When two variables are correlated positively or negatively, we can predict a person’s score on one variable from knowing her score on the other variable. For example, since we know that socioeconomic status and generosity are negatively correlated, if we know that somebody places herself near the top of the socioeconomic ladder, we can predict that she will donate fewer-than-average points to an anonymous partner. And if we know that somebody places himself near the bottom of the socioeconomic ladder, we can predict that he will donate an above-average number of points to the partner. Our predictions won’t always be perfect, but they will be more accurate than simply guessing how many points a person will give.

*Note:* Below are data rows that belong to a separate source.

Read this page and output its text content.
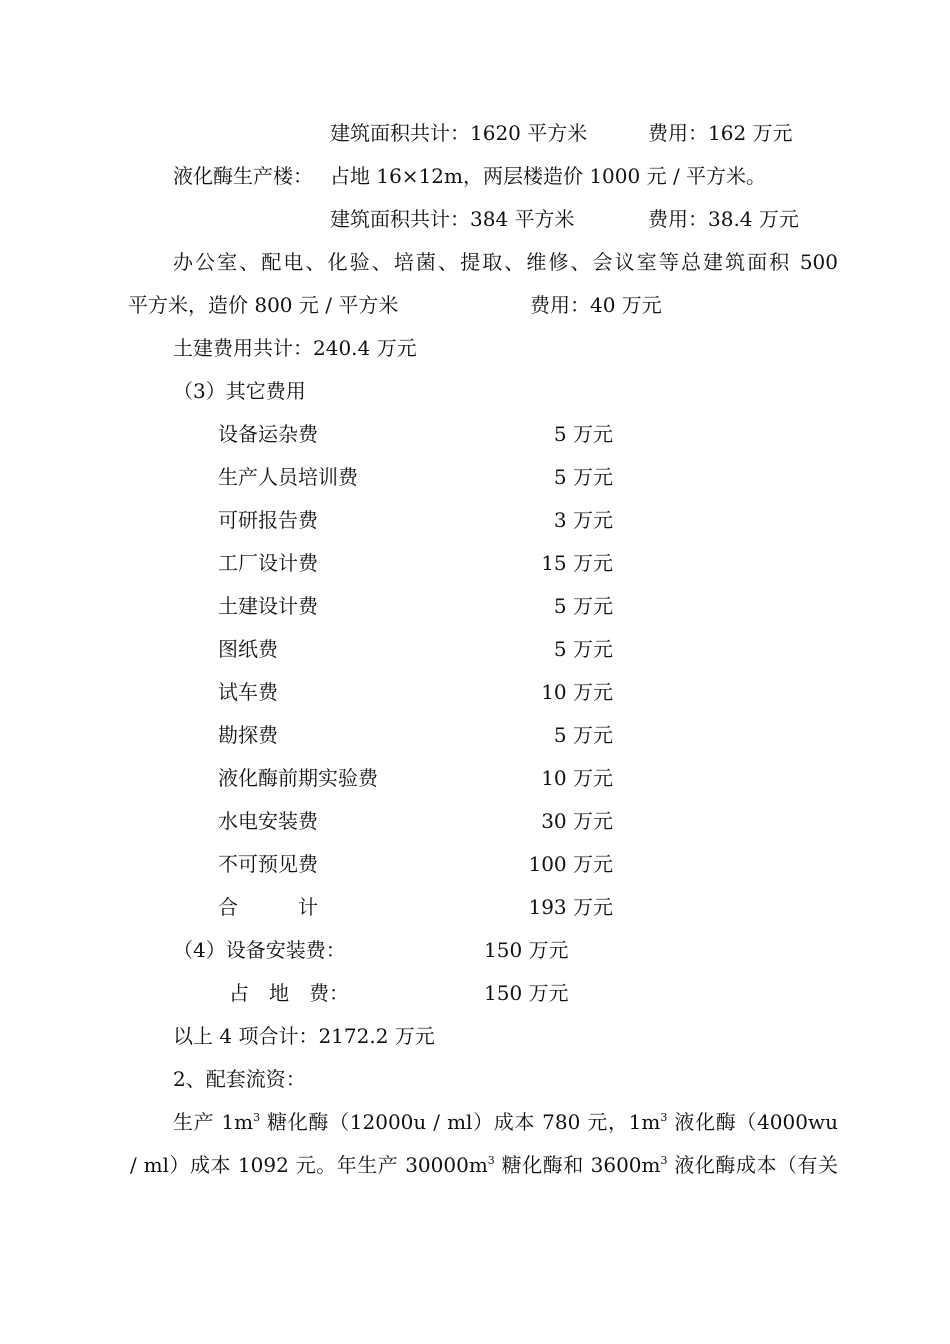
建筑面积共计：1620 平方米	费用：162 万元
液化酶生产楼： 占地 16×12m，两层楼造价 1000 元 / 平方米。
建筑面积共计：384 平方米	费用：38.4 万元
办公室、配电、化验、培菌、提取、维修、会议室等总建筑面积 500
平方米，造价 800 元 / 平方米	费用：40 万元
土建费用共计：240.4 万元
（3）其它费用
设备运杂费	5 万元
生产人员培训费	5 万元
可研报告费	3 万元
工厂设计费	15 万元
土建设计费	5 万元
图纸费	5 万元
试车费	10 万元
勘探费	5 万元
液化酶前期实验费	10 万元
水电安装费	30 万元
不可预见费	100 万元
合　　　计	193 万元
（4）设备安装费：	150 万元
占　地　费：	150 万元
以上 4 项合计：2172.2 万元
2、配套流资：
生产 $1m^3$ 糖化酶（12000u / ml）成本 780 元，$1m^3$ 液化酶（4000wu
/ ml）成本 1092 元。年生产 $30000m^3$ 糖化酶和 $3600m^3$ 液化酶成本（有关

Furthermore, the stronger a correlation is, the better our predictions will be. You’ll learn more about how the strength of a correlation is determined in Study Unit 2.17. For now, just note that correlations may be described as “weak,” “moderate,” or “strong,” as shown in FIGURE 2.19. Certain correlations are very strong, such as the strong positive correlation between a person’s height and weight, or the strong negative correlation between how long a person’s legs are and the number of steps it takes them to walk across the room. Other correlations turn out to be moderate in strength, such as the moderately positive correlation between marital violence and problem drinking behaviors, or the moderately negative correlation between socioeconomic status and generosity. Moderate and even weak correlations still enable us to make predictions. We can predict generosity from socioeconomic status because studies have demonstrated that these two variables are moderately correlated. However, weaker correlations lead to less-accurate predictions. In contrast, when two variables have zero correlation, we cannot predict one variable from the other. For example, if height and generosity are not correlated, we cannot predict how many points someone will donate based only on how tall or short she is. You can explore all of the elements of a scatterplot in INTERACTIVE FIGURE 2.20.

(a)
A scatter plot shows a strong correlation.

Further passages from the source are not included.